The US Food and Drug Administration (FDA) has granted orphan drug designation to ASLAN003 as a treatment for acute myeloid leukemia (AML).
ASLAN003 is a small molecule inhibitor of the human dihydroorotate dehydrogenase (DHODH) enzyme.
This second-generation DHODH inhibitor is being developed by ASLAN Pharmaceuticals.
The company is currently conducting a phase 2 trial (NCT03451084) of ASLAN003 in patients with newly diagnosed or relapsed/refractory AML.
The goals of this trial are to determine the optimum dose of ASLAN003 as monotherapy and assess the drug’s efficacy by overall complete remission rate. ASLAN expects to report interim data from this trial in the second half of this year.
ASLAN has already completed a phase 1 trial (NCT01992367) of ASLAN003 in healthy volunteers.
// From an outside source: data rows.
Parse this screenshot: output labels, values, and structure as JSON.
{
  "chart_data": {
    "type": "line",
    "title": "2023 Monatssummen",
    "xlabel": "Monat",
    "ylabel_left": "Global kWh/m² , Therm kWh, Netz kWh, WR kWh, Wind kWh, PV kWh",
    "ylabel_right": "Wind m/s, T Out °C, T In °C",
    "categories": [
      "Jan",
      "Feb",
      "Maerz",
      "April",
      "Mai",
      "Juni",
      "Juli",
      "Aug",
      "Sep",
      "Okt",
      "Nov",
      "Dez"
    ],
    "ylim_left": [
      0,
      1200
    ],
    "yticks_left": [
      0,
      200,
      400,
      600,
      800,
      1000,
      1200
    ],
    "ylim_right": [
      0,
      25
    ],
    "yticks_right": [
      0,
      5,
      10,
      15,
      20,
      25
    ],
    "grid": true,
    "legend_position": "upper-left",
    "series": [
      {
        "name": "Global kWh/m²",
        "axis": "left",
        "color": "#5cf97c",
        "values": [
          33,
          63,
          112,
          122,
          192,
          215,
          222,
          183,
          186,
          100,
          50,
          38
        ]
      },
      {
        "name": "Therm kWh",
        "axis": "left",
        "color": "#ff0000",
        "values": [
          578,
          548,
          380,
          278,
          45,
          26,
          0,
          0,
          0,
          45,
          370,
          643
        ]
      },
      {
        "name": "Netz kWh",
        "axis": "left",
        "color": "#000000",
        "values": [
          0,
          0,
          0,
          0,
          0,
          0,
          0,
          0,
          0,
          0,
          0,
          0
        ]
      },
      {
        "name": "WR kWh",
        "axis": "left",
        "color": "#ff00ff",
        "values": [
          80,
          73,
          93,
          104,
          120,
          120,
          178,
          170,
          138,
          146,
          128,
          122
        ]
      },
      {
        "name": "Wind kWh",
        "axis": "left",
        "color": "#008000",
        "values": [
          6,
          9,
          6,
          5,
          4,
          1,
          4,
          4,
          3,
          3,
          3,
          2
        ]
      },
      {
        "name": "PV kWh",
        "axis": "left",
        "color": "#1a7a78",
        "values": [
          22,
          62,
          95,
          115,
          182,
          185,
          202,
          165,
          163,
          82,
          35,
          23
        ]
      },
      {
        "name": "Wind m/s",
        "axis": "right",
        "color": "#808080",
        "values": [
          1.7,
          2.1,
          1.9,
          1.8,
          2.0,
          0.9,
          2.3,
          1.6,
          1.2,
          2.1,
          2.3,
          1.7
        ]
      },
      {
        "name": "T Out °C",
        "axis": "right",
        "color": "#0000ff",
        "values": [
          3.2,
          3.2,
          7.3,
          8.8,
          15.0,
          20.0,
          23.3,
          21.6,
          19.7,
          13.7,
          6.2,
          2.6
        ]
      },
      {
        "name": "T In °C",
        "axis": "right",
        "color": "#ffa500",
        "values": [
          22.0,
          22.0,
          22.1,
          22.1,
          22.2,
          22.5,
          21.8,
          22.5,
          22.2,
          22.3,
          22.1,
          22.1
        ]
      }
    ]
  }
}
Results suggested that ASLAN003 has an “excellent” pharmacokinetic profile, according to ASLAN, and the drug was considered well tolerated in the volunteers.
ASLAN003 has also demonstrated “potent” inhibition of DHODH, according to ASLAN. In fact, the company said the binding affinity of ASLAN003 to DHODH has proven to be up to 2 orders of magnitude stronger than first-generation DHODH inhibitors such as leflunomide and teriflunomide.
ASLAN also said ASLAN003 should not confer the same toxicities as first-generation DHODH inhibitors and other novel AML therapies.
For example, leflunomide and teriflunomide, which may cause significant liver toxicity, take between 3 and 4 weeks to build to therapeutic levels and 2 years to be cleared completely after treatment is stopped.
ASLAN003, on the other hand, reaches full exposure in 24 hours and has a half-life of 18 hours.
Finally, ASLAN003 has been shown to differentiate blast cells into granulocytes in AML cell lines that do not respond to all-trans retinoic acid. These results were published in Cell in 2016.
Because of this research, ASLAN believes ASLAN003 may be effective in patients who do not respond to all-trans retinoic acid.
About orphan designation
The FDA grants orphan designation to products intended to treat, diagnose, or prevent diseases/disorders that affect fewer than 200,000 people in the US.
The designation provides incentives for sponsors to develop products for rare diseases. This may include tax credits toward the cost of clinical trials, prescription drug user fee waivers, and 7 years of market exclusivity if the product is approved.